However, because of lacking knowledge and
inaccurate tools the results of the distillation was
rarely the same. Sometimes the end product
turned out too weak, sometimes too strong, and
sometimes it even had a harmful influence on
the drinker’s health, leaving them with not only a
big head ache but with blindness. In the 16th and
17th centuries distilling went through numerous
advances that helped make distilling what it is today.
In about the 16th century whisky became very
popular and was deeply woven with Scottish
life. In the beginning of 17th century the ever
growing popularity eventually attracted the
Scottish parliament to get their fingers in the pie
and thereby introduced a taxation system on malt
and the end products. This forced distillers, who
could not afford the tax, to produce their beloved
product in secrecy and away from the public eye
– the mysterious and almost romantic period of
the illicit distilling and smuggling of whisky began.
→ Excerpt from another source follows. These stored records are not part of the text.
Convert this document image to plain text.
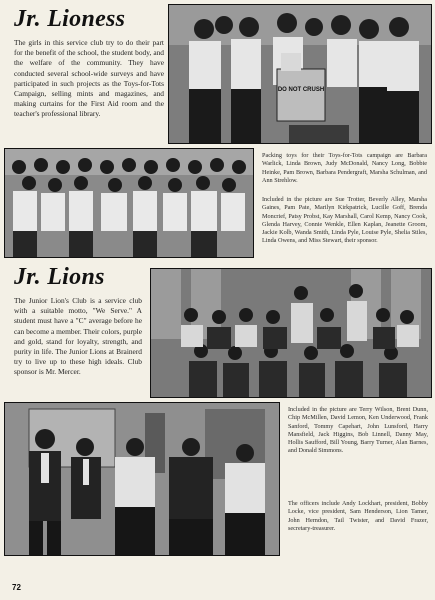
Jr. Lioness

The girls in this service club try to do their part for the benefit of the school, the student body, and the welfare of the community. They have conducted several school-wide surveys and have participated in such projects as the Toys-for-Tots Campaign, selling mints and magazines, and making curtains for the First Aid room and the teacher's professional library.

DO NOT CRUSH

Packing toys for their Toys-for-Tots campaign are Barbara Warlick, Linda Brown, Judy McDonald, Nancy Long, Bobbie Heinke, Pam Brown, Barbara Pendergraft, Marsha Schulman, and Ann Strehlow.

Included in the picture are Sue Trotter, Beverly Alley, Marsha Gaines, Pam Pate, Marilyn Kirkpatrick, Lucille Goff, Brenda Moncrief, Patsy Probst, Kay Marshall, Carol Kemp, Nancy Cook, Glenda Harvey, Connie Wenkle, Ellen Kaplan, Jeanette Groom, Jackie Kolb, Wanda Smith, Linda Pyle, Louise Pyle, Shelia Stiles, Linda Owens, and Miss Stewart, their sponsor.

Jr. Lions

The Junior Lion's Club is a service club with a suitable motto, "We Serve." A student must have a "C" average before he can become a member. Their colors, purple and gold, stand for loyalty, strength, and purity in life. The Junior Lions at Brainerd try to live up to these high ideals. Club sponsor is Mr. Mercer.

Included in the picture are Terry Wilson, Brent Dunn, Chip McMillen, David Lemon, Ken Underwood, Frank Sanford, Tommy Capehart, John Lunsford, Harry Mansfield, Jack Higgins, Bob Linnell, Danny May, Hollis Saufford, Bill Young, Barry Turner, Alan Barnes, and Donald Simmons.

The officers include Andy Lockhart, president, Bobby Locke, vice president, Sam Henderson, Lion Tamer, John Herndon, Tail Twister, and David Frazer, secretary-treasurer.

72
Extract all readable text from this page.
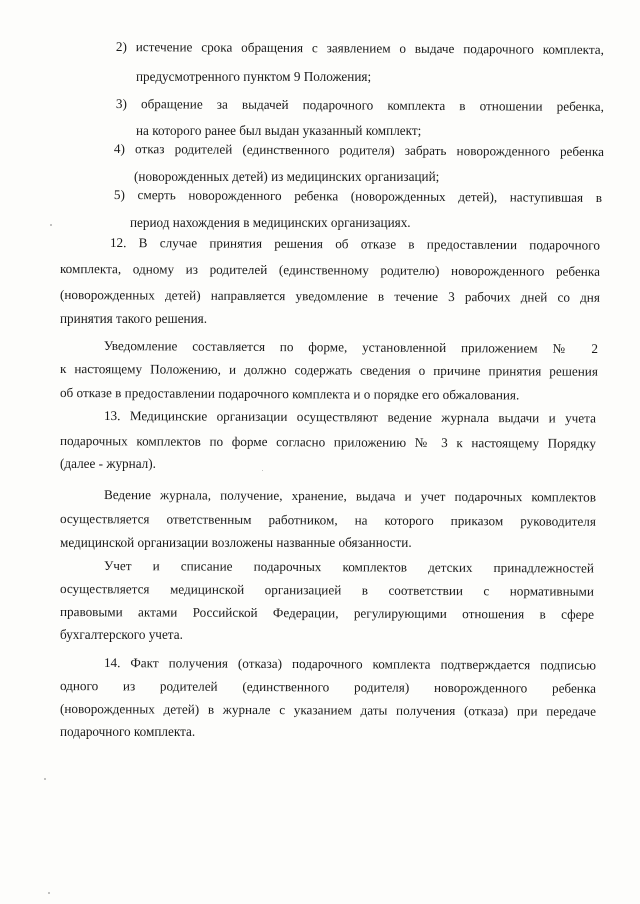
2) истечение срока обращения с заявлением о выдаче подарочного комплекта,
предусмотренного пунктом 9 Положения;
3) обращение за выдачей подарочного комплекта в отношении ребенка,
на которого ранее был выдан указанный комплект;
4) отказ родителей (единственного родителя) забрать новорожденного ребенка
(новорожденных детей) из медицинских организаций;
5) смерть новорожденного ребенка (новорожденных детей), наступившая в
период нахождения в медицинских организациях.
12. В случае принятия решения об отказе в предоставлении подарочного
комплекта, одному из родителей (единственному родителю) новорожденного ребенка
(новорожденных детей) направляется уведомление в течение 3 рабочих дней со дня
принятия такого решения.
Уведомление составляется по форме, установленной приложением № 2
к настоящему Положению, и должно содержать сведения о причине принятия решения
об отказе в предоставлении подарочного комплекта и о порядке его обжалования.
13. Медицинские организации осуществляют ведение журнала выдачи и учета
подарочных комплектов по форме согласно приложению № 3 к настоящему Порядку
(далее - журнал).
Ведение журнала, получение, хранение, выдача и учет подарочных комплектов
осуществляется ответственным работником, на которого приказом руководителя
медицинской организации возложены названные обязанности.
Учет и списание подарочных комплектов детских принадлежностей
осуществляется медицинской организацией в соответствии с нормативными
правовыми актами Российской Федерации, регулирующими отношения в сфере
бухгалтерского учета.
14. Факт получения (отказа) подарочного комплекта подтверждается подписью
одного из родителей (единственного родителя) новорожденного ребенка
(новорожденных детей) в журнале с указанием даты получения (отказа) при передаче
подарочного комплекта.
To fight this illegal activity, the council employed a
special force: the excise men. These were the men
who searched for the smugglers and the distillers
who weren’t paying tax and often bloody skirmishes
took place in an attempt to settle the problem.
Soon smuggling became a highly developed art
form, smugglers were using anything they could to
conceal their product and transport it unnoticed.
They even developed techniques and an information
network to warn people of the approaching excise
men. Smuggling went on for about 150 years.
It was only in 1823 that the Duke of Gordon proposed
to the House of Lords that the government could
make more profit if whisky was produced legally. So,
a new law was introduced, demanding that distillers
had to pay a £10 licence fee as a set payment per
gallon of whisky. Almost instantly smuggling died
down completely. Today the Scottish Single Malts
and Blended Whiskies have fans and admirers around
the globe.
How is it made?
Malt Whisky is made from three ingredients;
barley, water and yeast. The following describes
the basic traditional process of making whisky.
The malting process begins as the barley is soaked in
water for two-three days in steep tanks. The soaking
increases the moisture content of the grains which in
turn triggers the germination process. The barley is
then moved to a malting facility (e.g. a malting floor
or a drum malting) where the germination continues.
The purpose of the malting is to convert the starch in
the grains into fermentable sugars which will feed the
yeast during the fermentation stage. Heat is produced
during the germination so it is important to turn the
barley continuously to keep the temperature even. If
the temperature rises above 22°C the grains will die
and the process of converting the starch into sugar
will be halted. In a traditional malting floor the barley
is turned by hand with wooden shovels called ‘shiels’.
After the germination is completed it is necessary
to prevent the grain from developing further,
thereby using up its food supply (the fermentable
sugars). This is accomplished in a kiln where the
malt is dried to remove enough moisture from
each grain so that further growth is halted.
A kiln is a two-storey building where the upper
floor is perforated to allow hot air to pass through
from below. The lower floor contains a furnace
where bricks of peat are burned to generate heat
and smoke. The heat and smoke rise through the
perforations and dry the green malt. It is during this
stage that the malt gains its characteristic ‘peat-reek’.